Book - Tarzan and the Lost Tribes


Welcome to the Jungle as Susan Omand runs out of superlatives to describe the comic strip collection Tarzan and the Lost Tribes from Titan Books...

I guess I must have been a bit of a tomboy as a kid. I had a cartie made out of a wooden crate on pram wheels, a den built out of branches in the wood behind the croft we lived on and a rope swing in a big tree that hung out over a gully, which required the obligatory Tarzan call every time I played on it. I loved the Tarzan stories. From the TV re-runs of the classic Johnny Weissmuller films to the 1970’s cartoon series to the glorious words of the original books, I was a fan. And that adoration for all things Greystoke hasn’t diminished as I’ve gotten older (but no wiser) and not just because Christopher Lambert was in the 1984 film and Alexander SkarsgĂ„rd was the lead in last year’s outing for the Lord of the Jungle (my excuse and I’m sticking to it). So I was very surprised that there was something Tarzan related that I knew nothing about when I got the chance to read Tarzan and the Lost Tribes thanks to Titan Books.
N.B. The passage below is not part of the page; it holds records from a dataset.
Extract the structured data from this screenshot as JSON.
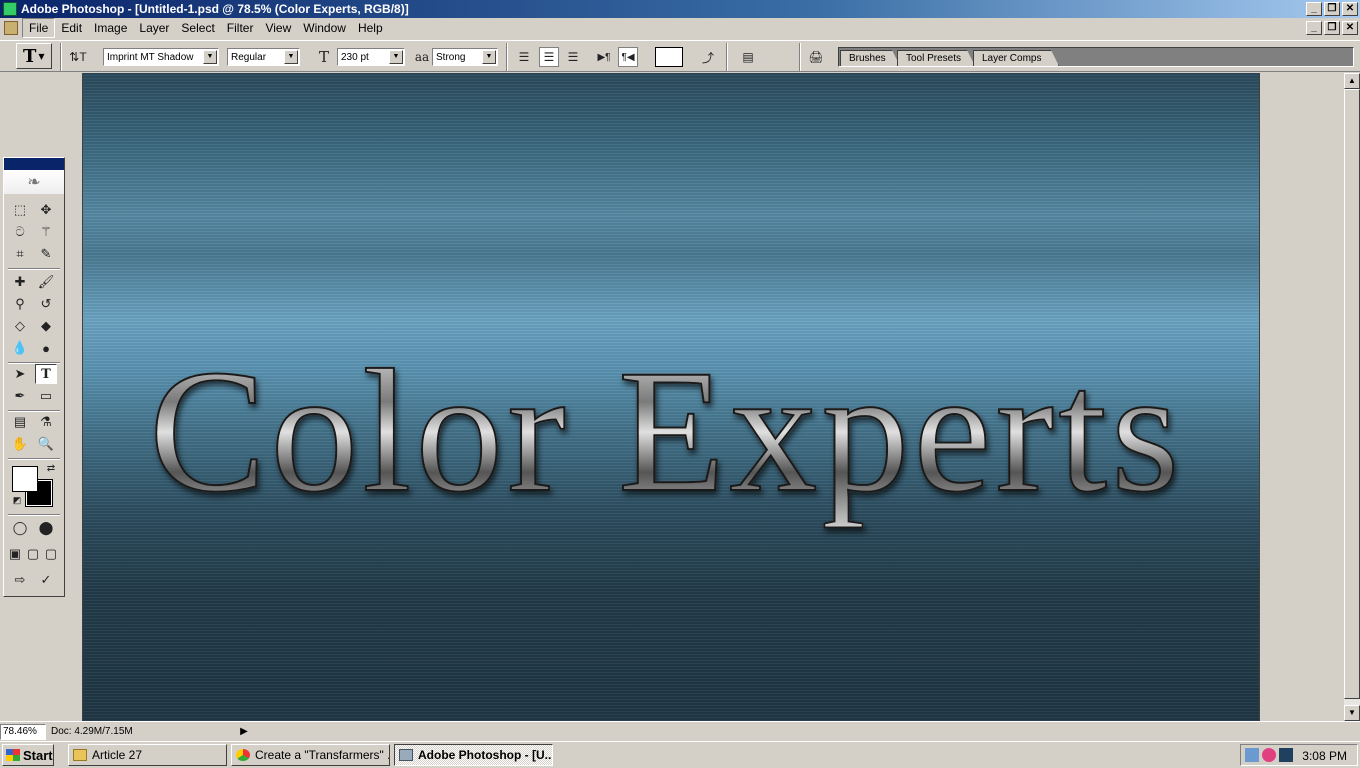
{
  "window": {
    "title": "Adobe Photoshop - [Untitled-1.psd @ 78.5% (Color Experts, RGB/8)]",
    "controls": [
      "_",
      "❐",
      "✕"
    ]
  },
  "menu": [
    "File",
    "Edit",
    "Image",
    "Layer",
    "Select",
    "Filter",
    "View",
    "Window",
    "Help"
  ],
  "options": {
    "tool_glyph": "T",
    "font_family": "Imprint MT Shadow",
    "font_style": "Regular",
    "font_size": "230 pt",
    "antialias_glyph": "aa",
    "antialias": "Strong",
    "text_color": "#ffffff"
  },
  "palette_well": {
    "tabs": [
      "Brushes",
      "Tool Presets",
      "Layer Comps"
    ]
  },
  "canvas": {
    "text": "Color Experts"
  },
  "status": {
    "zoom": "78.46%",
    "doc": "Doc: 4.29M/7.15M",
    "arrow": "▶"
  },
  "taskbar": {
    "start": "Start",
    "items": [
      {
        "label": "Article 27",
        "icon": "folder-icon"
      },
      {
        "label": "Create a \"Transfarmers\" ...",
        "icon": "chrome-icon"
      },
      {
        "label": "Adobe Photoshop - [U...",
        "icon": "photoshop-icon"
      }
    ],
    "clock": "3:08 PM"
  },
  "colors": {
    "foreground": "#ffffff",
    "background": "#000000",
    "titlebar": "#0a246a"
  }
}
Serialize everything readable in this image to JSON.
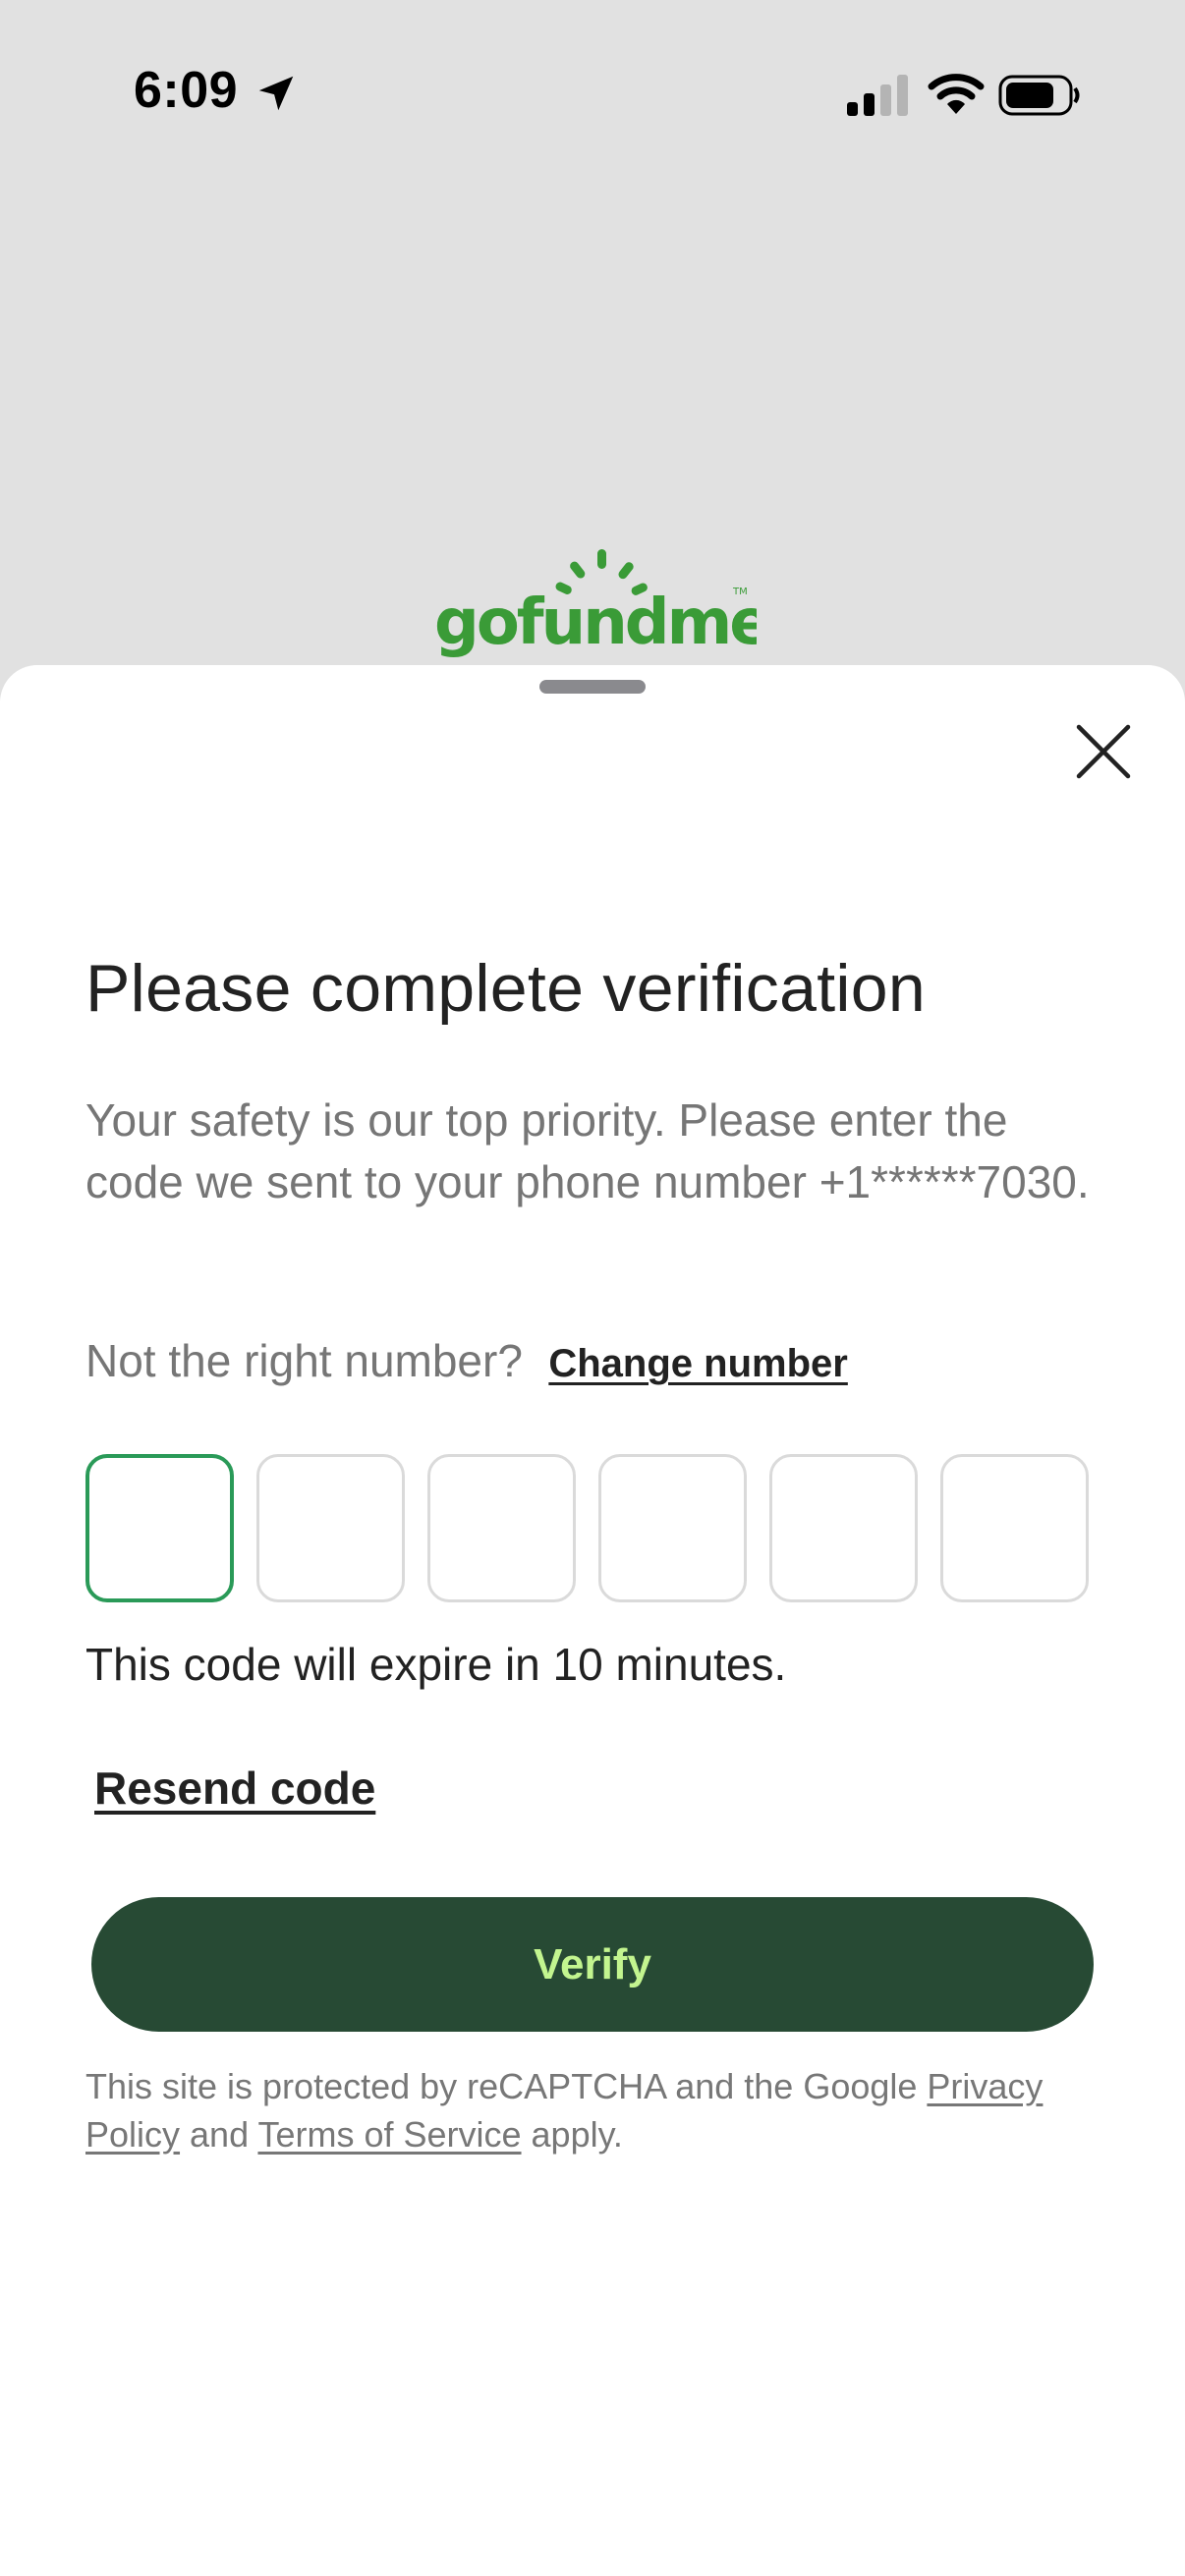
{
  "status_bar": {
    "time": "6:09",
    "icons": [
      "location-arrow-icon",
      "cellular-signal-icon",
      "wifi-icon",
      "battery-icon"
    ]
  },
  "brand": {
    "logo_text": "gofundme",
    "logo_color": "#3a9b37"
  },
  "dialog": {
    "close_icon": "close-icon",
    "title": "Please complete verification",
    "description": "Your safety is our top priority. Please enter the code we sent to your phone number +1******7030.",
    "wrong_number_text": "Not the right number?",
    "change_number_label": "Change number",
    "code_digits": [
      "",
      "",
      "",
      "",
      "",
      ""
    ],
    "expire_text": "This code will expire in 10 minutes.",
    "resend_label": "Resend code",
    "verify_label": "Verify",
    "legal": {
      "prefix": "This site is protected by reCAPTCHA and the Google ",
      "privacy_link": "Privacy Policy",
      "and": " and ",
      "terms_link": "Terms of Service",
      "suffix": " apply."
    }
  },
  "colors": {
    "background": "#e1e1e1",
    "accent_green": "#2a9a58",
    "button_bg": "#274a34",
    "button_text": "#c3f58f",
    "title": "#222222",
    "muted": "#767676"
  }
}
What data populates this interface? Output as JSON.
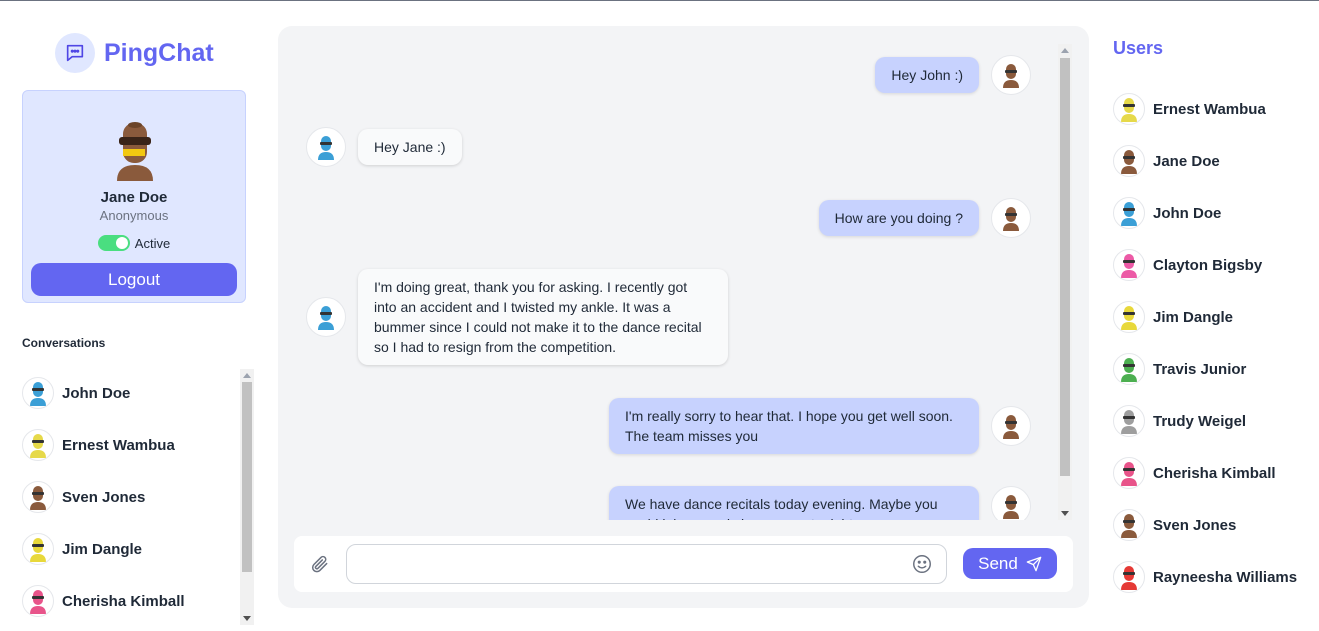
{
  "app": {
    "name": "PingChat"
  },
  "profile": {
    "name": "Jane Doe",
    "subtitle": "Anonymous",
    "status_label": "Active",
    "status_active": true,
    "logout_label": "Logout"
  },
  "conversations": {
    "title": "Conversations",
    "items": [
      {
        "name": "John Doe",
        "avatar_color": "#3b9fd6"
      },
      {
        "name": "Ernest Wambua",
        "avatar_color": "#e6d94a"
      },
      {
        "name": "Sven Jones",
        "avatar_color": "#8a5a3c"
      },
      {
        "name": "Jim Dangle",
        "avatar_color": "#e8d83a"
      },
      {
        "name": "Cherisha Kimball",
        "avatar_color": "#e8548a"
      }
    ]
  },
  "messages": [
    {
      "side": "out",
      "text": "Hey John :)",
      "avatar_color": "#8a5a3c"
    },
    {
      "side": "in",
      "text": "Hey Jane :)",
      "avatar_color": "#3b9fd6"
    },
    {
      "side": "out",
      "text": "How are you doing ?",
      "avatar_color": "#8a5a3c"
    },
    {
      "side": "in",
      "text": "I'm doing great, thank you for asking. I recently got into an accident and I twisted my ankle. It was a bummer since I could not make it to the dance recital so I had to resign from the competition.",
      "avatar_color": "#3b9fd6"
    },
    {
      "side": "out",
      "text": "I'm really sorry to hear that. I hope you get well soon. The team misses you",
      "avatar_color": "#8a5a3c"
    },
    {
      "side": "out",
      "text": "We have dance recitals today evening. Maybe you could join us and cheer us on tonight.",
      "avatar_color": "#8a5a3c"
    }
  ],
  "composer": {
    "placeholder": "",
    "value": "",
    "send_label": "Send"
  },
  "users": {
    "title": "Users",
    "items": [
      {
        "name": "Ernest Wambua",
        "avatar_color": "#e6d94a"
      },
      {
        "name": "Jane Doe",
        "avatar_color": "#8a5a3c"
      },
      {
        "name": "John Doe",
        "avatar_color": "#3b9fd6"
      },
      {
        "name": "Clayton Bigsby",
        "avatar_color": "#ec5aa6"
      },
      {
        "name": "Jim Dangle",
        "avatar_color": "#e8d83a"
      },
      {
        "name": "Travis Junior",
        "avatar_color": "#4caf50"
      },
      {
        "name": "Trudy Weigel",
        "avatar_color": "#9e9e9e"
      },
      {
        "name": "Cherisha Kimball",
        "avatar_color": "#e8548a"
      },
      {
        "name": "Sven Jones",
        "avatar_color": "#8a5a3c"
      },
      {
        "name": "Rayneesha Williams",
        "avatar_color": "#e53935"
      }
    ]
  },
  "colors": {
    "accent": "#6366f1",
    "accent_light": "#e0e7ff",
    "bubble_out": "#c7d2fe",
    "active": "#4ade80"
  }
}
This is a collection of three newspaper adventures by the artist Burne Hogarth, first published in Sunday papers as comic strips between December 1947 and October 1949. And they are BRILLIANT! This really is the Tarzan of my childhood. The stories, co-written by Hogarth and his script collaborator Rob Thompson, are the Tarzan of Rice Burroughs’ books, intelligent and well-spoken, not the “me Tarzan, you Jane” Tarzan often portrayed. And the three tales in the book are all action Boy’s Own style excitement with “great white hunter” bad guys as well as natives and Jungle beasts for Tarzan and Jane to contend with. Yes, I need to mention Jane because she is not the helpless damsel in distress that you might expect (even though she gets kidnapped in the first one) and she can certainly hold her own in a fight. And I really like the way the stories are laid out, not relying on the usual speech-bubble communication vehicles of modern comics – these are more like lavishly illustrated narratives, with the story divided into the panels.

And the illustrations really are lavish! This is the first time I’d come across the work of Burne Hogarth and it is superb. Each page is full colour and highly detailed but the thing that really stood out to me, from an art point of view, was Hogarth’s understanding of anatomy – both human and animal. There is a realism here that is often lacking in comics art and a stunning sense of movement in the musculature, especially evident in the fight scenes. I also love the fluidity of line and high contrast of shading that is almost Art Deco in appeal. You only have to look at the cover image above to see what I mean. Look at the black lines delineating the muscles and the strong stylisation of the trees in the top of the cover and the sleek shapes and amount of explosive animation in Tarzan, the tiger and in the movement lines around them in the lower part of the cover. It’s just sublime. Now take that level of art and put it on each and every panel of the three stories in this book, add in the incredibly high production quality that you always get from Titan Books, and you realise what a treasure this book is and well worth the expense.

Tarzan and the Lost Tribes is volume four of a five volume set and you can guarantee that I will be saving up to get the rest of them as these are must owns for any comics art fans as well as being outstanding stories for fans of Tarzan, Lord of the Jungle.